The pace of making homes safe must significantly accelerate from today. The government, construction industry and building owners must all be held to account to ensure a swift solution. Fire won’t wait and we are dicing with another catastrophe with every passing day. 


The government must prioritise making homes safe, with the urgency it deserves. 
  • All buildings must have a remediation plan in place by June 2024 and there must be clear deadlines for completion of remediation work.
  • The scope of government grant funding schemes must be widened to ensure buildings can be made fully safe, including remediation of non-cladding defects, and they should also cover mitigation measures such as sprinklers wherever these are recommended by holistic risk assessments. In simple terms: funding should match the risk.
  • There should be clear KPIs to monitor the end-to-end operation of government funding schemes, from initial building application through to project completion, so that schemes can be more effective.
All industry stakeholders must be held to account and contribute to the cost of remediation, so that homes are made safe as soon as possible.
  • There must be robust oversight of the developer self-remediation contracts with deadlines to ensure our homes are made safe at pace and that the scope of work is not reduced to prioritise their profits over our safety – leaving leaseholders liable for the remaining defects.
  • A wider pool of responsible parties, from contractors to product manufacturers, building control, architects, warranty providers and others should be compelled to pay towards making buildings safe, through levies or taxes. These professionals were not so slow to take profit and earnings from our defective homes.
  • Action must be taken where building owners cause unreasonable delay to signing remediation contracts and landlord certificates.
  • The same powers to take action against developers and building owners in England should be extended to Wales.
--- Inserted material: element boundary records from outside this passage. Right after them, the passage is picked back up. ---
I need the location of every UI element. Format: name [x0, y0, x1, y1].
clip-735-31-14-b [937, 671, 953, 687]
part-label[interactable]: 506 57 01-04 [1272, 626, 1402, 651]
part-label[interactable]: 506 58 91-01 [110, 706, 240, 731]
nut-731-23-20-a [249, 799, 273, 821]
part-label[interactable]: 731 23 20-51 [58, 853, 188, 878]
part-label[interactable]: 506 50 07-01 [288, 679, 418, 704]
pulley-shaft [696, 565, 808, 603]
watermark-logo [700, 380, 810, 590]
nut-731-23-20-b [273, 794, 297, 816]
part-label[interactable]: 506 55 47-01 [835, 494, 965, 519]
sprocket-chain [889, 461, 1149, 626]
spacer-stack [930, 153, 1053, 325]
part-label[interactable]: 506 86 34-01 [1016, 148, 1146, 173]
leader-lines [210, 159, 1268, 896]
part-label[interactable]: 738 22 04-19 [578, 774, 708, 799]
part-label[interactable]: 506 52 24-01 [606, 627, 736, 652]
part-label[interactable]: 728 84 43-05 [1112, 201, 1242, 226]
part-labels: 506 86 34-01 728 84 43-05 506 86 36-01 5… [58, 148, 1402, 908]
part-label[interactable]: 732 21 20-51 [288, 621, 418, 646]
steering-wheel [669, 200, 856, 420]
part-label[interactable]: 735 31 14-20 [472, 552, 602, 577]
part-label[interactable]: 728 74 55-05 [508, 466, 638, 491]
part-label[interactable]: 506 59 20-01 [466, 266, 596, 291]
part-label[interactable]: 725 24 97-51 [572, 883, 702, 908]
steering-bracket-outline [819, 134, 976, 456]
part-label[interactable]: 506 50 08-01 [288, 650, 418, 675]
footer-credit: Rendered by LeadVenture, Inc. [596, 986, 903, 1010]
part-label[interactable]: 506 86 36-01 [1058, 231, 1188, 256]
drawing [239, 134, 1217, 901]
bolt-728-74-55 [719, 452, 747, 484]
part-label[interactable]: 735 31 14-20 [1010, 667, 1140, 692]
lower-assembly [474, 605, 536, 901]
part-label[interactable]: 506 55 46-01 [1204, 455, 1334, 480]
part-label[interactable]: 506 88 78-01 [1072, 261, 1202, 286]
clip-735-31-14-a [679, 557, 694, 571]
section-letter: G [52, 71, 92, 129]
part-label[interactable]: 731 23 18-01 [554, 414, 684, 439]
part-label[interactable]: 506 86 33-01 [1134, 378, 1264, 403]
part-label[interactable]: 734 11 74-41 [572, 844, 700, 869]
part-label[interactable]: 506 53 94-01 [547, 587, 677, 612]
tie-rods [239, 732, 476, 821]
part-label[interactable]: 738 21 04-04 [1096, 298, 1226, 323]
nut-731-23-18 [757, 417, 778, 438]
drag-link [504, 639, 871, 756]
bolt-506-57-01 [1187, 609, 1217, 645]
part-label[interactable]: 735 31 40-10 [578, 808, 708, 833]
It has always been clear that the quickest way to make homes safe is for the government to fully fund remediation of all defects up front and then use its ability to recover costs from other responsible parties – this is the same approach that has already been taken for cladding. 

There is a precedent: in January 2023, the Irish government announced it would fully fund the remediation of all defective apartments up front.

Use existing powers to recover costs from responsible parties.

Homes England already has the power to seek Remediation Contribution Orders to recover remediation funds from responsible parties, as well as the power to have legal rights of action assigned to it under the Grant Funding Agreements.

To speed up remediation, the government should also consider using compulsory purchase order (CPO) powers to step in and take direct ownership of the freehold of any building where the owner is failing to undertake remedial works by a given deadline.

As long ago as 2020, the cross-party departmental select committee said it supported much more extensive use of CPOs and recommended the government urgently consider setting up a national body for this purpose – and it also highlighted that this could be an opportunity to kick-start a revolution in how such buildings are owned and managed in future, by converting them to commonhold after remediation. The government responded that it had “not ruled out any options, including CPOs, if the pace of remediation remains too slow.”

More than three years later, no one could argue that the pace of remediation isn’t far too slow. All available options should be taken to speed up the process of making homes safe, including the use of CPOs.